Another Italian drug jar, this one from Montelupo dated to c.1500-10, provided the day’s third-highest price at €42,000 (£35,295). This 10in (25cm) high cylindrical piece which was decorated with a flower circled by a garland of foliage, carried the inscription Pepe Lungo and had a label from Chompret to the underside.
It is one of a group of 10 albarelli and one spouted drug jar all featuring the same flower (possibly a carnation or pomegranate), which is thought to be the emblem of the pharmacy for which they were created.
The most expensive French faience drug jar at €44,000 (£36,975) came from Rouen and was a spouted ovoid example dating from c.1550, decorated with a female head in profile set in a foliate garland and monogrammed MAB for the Masseot Abaquesne workshop.
It was one of two drug jars in the sale thought to have been part of the large order commissioned from the workshop by the Rouen apothecary Pierre Dubosc in 1545 for over 4000 pharmacy pots that included 3620 albarelli and 432 spouted jars. Both were accompanied by a Chompret labels.

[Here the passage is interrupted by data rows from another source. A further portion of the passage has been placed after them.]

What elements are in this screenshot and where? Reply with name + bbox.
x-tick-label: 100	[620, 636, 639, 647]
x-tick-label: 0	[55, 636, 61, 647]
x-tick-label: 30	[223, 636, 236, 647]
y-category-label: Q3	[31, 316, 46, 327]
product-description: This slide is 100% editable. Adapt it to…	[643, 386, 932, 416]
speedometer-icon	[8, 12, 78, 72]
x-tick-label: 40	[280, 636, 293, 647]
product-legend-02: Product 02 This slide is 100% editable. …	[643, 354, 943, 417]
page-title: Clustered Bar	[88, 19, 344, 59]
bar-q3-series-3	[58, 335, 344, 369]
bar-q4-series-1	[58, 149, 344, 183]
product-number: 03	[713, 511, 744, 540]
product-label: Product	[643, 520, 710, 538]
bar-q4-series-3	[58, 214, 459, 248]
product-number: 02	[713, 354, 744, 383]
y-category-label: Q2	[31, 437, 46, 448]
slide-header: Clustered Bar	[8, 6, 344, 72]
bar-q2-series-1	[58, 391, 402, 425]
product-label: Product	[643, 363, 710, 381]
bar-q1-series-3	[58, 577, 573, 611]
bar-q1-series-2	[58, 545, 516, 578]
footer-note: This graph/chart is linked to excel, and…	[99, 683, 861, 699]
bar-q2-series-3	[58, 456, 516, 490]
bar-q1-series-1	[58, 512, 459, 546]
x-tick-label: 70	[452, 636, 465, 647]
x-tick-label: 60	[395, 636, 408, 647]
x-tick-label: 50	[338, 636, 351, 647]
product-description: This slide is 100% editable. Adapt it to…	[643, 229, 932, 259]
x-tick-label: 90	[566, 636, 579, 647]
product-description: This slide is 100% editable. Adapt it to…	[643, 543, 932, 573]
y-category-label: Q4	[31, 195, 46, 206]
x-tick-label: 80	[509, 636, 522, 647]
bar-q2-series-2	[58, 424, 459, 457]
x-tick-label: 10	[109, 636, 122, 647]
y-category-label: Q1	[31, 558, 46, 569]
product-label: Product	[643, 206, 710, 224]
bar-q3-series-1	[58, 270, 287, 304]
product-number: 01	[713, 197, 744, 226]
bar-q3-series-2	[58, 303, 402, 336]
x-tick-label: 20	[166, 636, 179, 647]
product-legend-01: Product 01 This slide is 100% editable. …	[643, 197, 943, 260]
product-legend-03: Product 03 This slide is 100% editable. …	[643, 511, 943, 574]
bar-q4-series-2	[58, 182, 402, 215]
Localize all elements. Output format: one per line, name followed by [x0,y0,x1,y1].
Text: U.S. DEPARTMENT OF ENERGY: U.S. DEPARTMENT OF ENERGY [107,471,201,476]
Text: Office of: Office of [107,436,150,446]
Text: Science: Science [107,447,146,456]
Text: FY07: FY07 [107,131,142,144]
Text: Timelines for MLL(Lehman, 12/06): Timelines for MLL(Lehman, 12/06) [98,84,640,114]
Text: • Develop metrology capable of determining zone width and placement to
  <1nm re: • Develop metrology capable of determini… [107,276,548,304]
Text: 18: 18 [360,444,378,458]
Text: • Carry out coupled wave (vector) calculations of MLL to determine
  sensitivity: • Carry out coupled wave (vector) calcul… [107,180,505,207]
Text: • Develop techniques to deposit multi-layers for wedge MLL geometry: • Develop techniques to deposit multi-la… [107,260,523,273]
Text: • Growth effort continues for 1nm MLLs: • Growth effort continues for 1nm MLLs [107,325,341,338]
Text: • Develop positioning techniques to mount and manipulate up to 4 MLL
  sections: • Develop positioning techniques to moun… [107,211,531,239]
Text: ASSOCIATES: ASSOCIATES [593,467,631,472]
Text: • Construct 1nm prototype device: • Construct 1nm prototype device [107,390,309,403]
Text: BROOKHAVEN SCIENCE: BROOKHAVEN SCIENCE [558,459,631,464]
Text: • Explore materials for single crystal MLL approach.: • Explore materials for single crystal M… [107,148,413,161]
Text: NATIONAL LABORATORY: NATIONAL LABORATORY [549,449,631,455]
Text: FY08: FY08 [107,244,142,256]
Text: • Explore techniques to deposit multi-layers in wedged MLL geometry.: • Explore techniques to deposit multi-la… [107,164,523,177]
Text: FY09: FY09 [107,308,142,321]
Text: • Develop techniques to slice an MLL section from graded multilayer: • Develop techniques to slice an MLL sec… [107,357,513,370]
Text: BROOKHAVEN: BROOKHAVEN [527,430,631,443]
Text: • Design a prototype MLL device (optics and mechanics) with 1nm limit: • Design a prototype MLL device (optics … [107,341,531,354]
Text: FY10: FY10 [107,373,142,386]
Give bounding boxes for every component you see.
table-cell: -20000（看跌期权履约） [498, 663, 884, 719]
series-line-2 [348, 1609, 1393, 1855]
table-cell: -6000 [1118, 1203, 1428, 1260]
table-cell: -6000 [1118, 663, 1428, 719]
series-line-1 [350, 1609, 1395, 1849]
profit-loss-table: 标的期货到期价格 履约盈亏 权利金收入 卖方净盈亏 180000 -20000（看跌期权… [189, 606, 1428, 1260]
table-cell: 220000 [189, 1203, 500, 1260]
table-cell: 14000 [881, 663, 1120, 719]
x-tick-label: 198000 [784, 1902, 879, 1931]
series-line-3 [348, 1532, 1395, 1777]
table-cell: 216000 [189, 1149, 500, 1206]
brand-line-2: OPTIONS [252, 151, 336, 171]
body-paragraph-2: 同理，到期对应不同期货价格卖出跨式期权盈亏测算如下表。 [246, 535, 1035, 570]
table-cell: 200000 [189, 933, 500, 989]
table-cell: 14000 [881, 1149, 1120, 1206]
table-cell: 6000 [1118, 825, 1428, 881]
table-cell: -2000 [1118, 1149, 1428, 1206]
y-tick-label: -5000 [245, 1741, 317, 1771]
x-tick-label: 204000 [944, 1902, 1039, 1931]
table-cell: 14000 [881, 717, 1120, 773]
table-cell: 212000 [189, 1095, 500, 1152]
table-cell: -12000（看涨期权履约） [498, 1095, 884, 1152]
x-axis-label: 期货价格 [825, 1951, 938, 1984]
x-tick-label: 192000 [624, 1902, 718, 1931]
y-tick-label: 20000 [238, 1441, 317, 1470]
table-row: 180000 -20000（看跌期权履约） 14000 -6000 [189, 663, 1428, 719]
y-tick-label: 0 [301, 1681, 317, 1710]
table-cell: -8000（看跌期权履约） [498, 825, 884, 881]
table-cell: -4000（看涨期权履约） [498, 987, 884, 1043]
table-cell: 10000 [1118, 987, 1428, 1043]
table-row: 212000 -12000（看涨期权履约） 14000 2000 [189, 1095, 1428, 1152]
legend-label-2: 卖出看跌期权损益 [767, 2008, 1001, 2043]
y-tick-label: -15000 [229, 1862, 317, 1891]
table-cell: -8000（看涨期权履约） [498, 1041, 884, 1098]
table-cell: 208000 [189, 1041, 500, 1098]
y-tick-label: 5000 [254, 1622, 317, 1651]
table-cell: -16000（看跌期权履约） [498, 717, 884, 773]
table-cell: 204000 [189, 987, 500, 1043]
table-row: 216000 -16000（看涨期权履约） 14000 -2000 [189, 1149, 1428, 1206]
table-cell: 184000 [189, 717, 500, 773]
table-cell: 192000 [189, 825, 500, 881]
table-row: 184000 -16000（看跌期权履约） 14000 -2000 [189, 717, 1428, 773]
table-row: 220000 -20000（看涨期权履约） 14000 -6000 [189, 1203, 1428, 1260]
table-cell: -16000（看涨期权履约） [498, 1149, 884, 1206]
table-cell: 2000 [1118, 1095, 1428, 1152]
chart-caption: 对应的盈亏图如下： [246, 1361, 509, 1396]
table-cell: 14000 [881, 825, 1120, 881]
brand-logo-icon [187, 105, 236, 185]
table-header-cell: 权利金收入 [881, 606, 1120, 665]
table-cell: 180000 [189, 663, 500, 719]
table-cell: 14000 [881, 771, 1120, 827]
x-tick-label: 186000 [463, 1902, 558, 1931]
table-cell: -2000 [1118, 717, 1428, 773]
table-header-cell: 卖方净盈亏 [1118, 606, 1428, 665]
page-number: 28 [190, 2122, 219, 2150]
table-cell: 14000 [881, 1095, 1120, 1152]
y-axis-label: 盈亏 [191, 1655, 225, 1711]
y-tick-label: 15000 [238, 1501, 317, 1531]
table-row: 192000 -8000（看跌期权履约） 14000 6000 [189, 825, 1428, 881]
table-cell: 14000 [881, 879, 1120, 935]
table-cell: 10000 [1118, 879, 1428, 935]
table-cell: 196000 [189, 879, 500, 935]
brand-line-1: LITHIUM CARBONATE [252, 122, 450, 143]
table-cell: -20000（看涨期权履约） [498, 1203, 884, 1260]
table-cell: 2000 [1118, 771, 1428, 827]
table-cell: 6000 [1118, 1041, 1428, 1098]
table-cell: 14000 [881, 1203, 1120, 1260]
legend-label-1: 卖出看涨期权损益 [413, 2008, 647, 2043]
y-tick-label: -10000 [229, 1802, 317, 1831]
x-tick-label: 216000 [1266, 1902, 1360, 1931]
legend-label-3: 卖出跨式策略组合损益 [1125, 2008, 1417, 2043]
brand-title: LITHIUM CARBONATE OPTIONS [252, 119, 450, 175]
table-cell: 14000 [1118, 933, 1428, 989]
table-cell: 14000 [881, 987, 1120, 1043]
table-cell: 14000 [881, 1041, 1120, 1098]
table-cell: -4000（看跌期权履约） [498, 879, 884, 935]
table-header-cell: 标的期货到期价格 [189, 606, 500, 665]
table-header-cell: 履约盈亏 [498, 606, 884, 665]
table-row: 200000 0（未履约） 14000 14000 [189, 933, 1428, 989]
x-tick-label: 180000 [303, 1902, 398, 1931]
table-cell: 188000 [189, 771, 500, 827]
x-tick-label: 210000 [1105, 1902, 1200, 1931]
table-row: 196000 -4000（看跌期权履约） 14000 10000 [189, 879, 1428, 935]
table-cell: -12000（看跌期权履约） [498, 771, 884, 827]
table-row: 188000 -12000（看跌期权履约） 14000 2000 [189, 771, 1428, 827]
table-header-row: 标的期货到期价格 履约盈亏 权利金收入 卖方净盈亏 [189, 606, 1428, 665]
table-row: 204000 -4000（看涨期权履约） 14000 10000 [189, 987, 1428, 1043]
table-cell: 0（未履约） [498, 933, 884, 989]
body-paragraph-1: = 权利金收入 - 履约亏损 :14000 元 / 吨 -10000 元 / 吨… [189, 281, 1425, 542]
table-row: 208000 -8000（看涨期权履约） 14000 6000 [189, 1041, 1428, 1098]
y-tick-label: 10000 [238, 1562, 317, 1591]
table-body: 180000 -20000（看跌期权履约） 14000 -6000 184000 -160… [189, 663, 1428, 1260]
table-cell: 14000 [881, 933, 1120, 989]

The other example was of slightly waisted cylindrical form, measured 11in (28cm) in height and was painted in polychrome with the bust of a man in profile set on a ground of scrolling foliage. This piece had also featured in the 1932 exhibition at the Musée des Art Decoratifs. It realised €24,000 (£20,170).
Family of collectors
Jourdan-Barry, whose faience made up the second half of the auction, came from a family of collectors and grew up in Marseille. His father Raymond was an enthusiast with eclectic tastes who published a book on hallmarks of silver from Aix en Provence and also collected ceramics.
Pierre, a shipbroker by profession, built collections in several different disciplines: French silver; Tibetan bronzes, paintings and works on paper and Iznik pottery; the latter interestingly, like that of Chompret, now in the Abu Dhabi Museum.
But Jourdan-Barry had always retained a strong affection for the faience produced in the region where he spent his childhood. He donated pieces to the Musée de la Faïence de Marseille and the Musée national de céramique at Sèvres.
The pieces on offer at Peschetau-Badin were all produced in the south of France in the factories in the Marseille area and had been inherited by three of his daughters.
The most expensive lot from his collection by a considerable margin proved to be a 18th century covered tureen measuring 14in (36cm) in width which was attributed to the Savy factory. It featured a wealth of moulded and painted local marine decoration that included coral, shells, mussels, sea urchins, red mullet, seaweed and fishing rods.
This piece, which had a provenance to the collection of Joseph Balas, had also featured in the 1932 French faience exhibition. Estimated at €10,000-15,000, it doubled the guide to take €33,000 (£27,730).
A 15in (39cm) wide oval platter attributed to the same factory bearing similar decoration also proved sought after, making €8000 (£6720), while a 13in (34cm) wide tureen naturalistically formed and decorated in the shape of a duck from the Fauchier factory in Marseille realised €11,000 (£9245).
There was also an institutional purchase. The Musée Borély in Marseille acquired a locally made 12in (30cm) high water jug and stand attributed to the Veuve Perrin factory that was decorated with Chinoiseries in the style of Pillement set against a brown ground decorated with knotted ribbons and scrolls and floral garlands.
It was pre-empted by the museum for €4500 (£3780).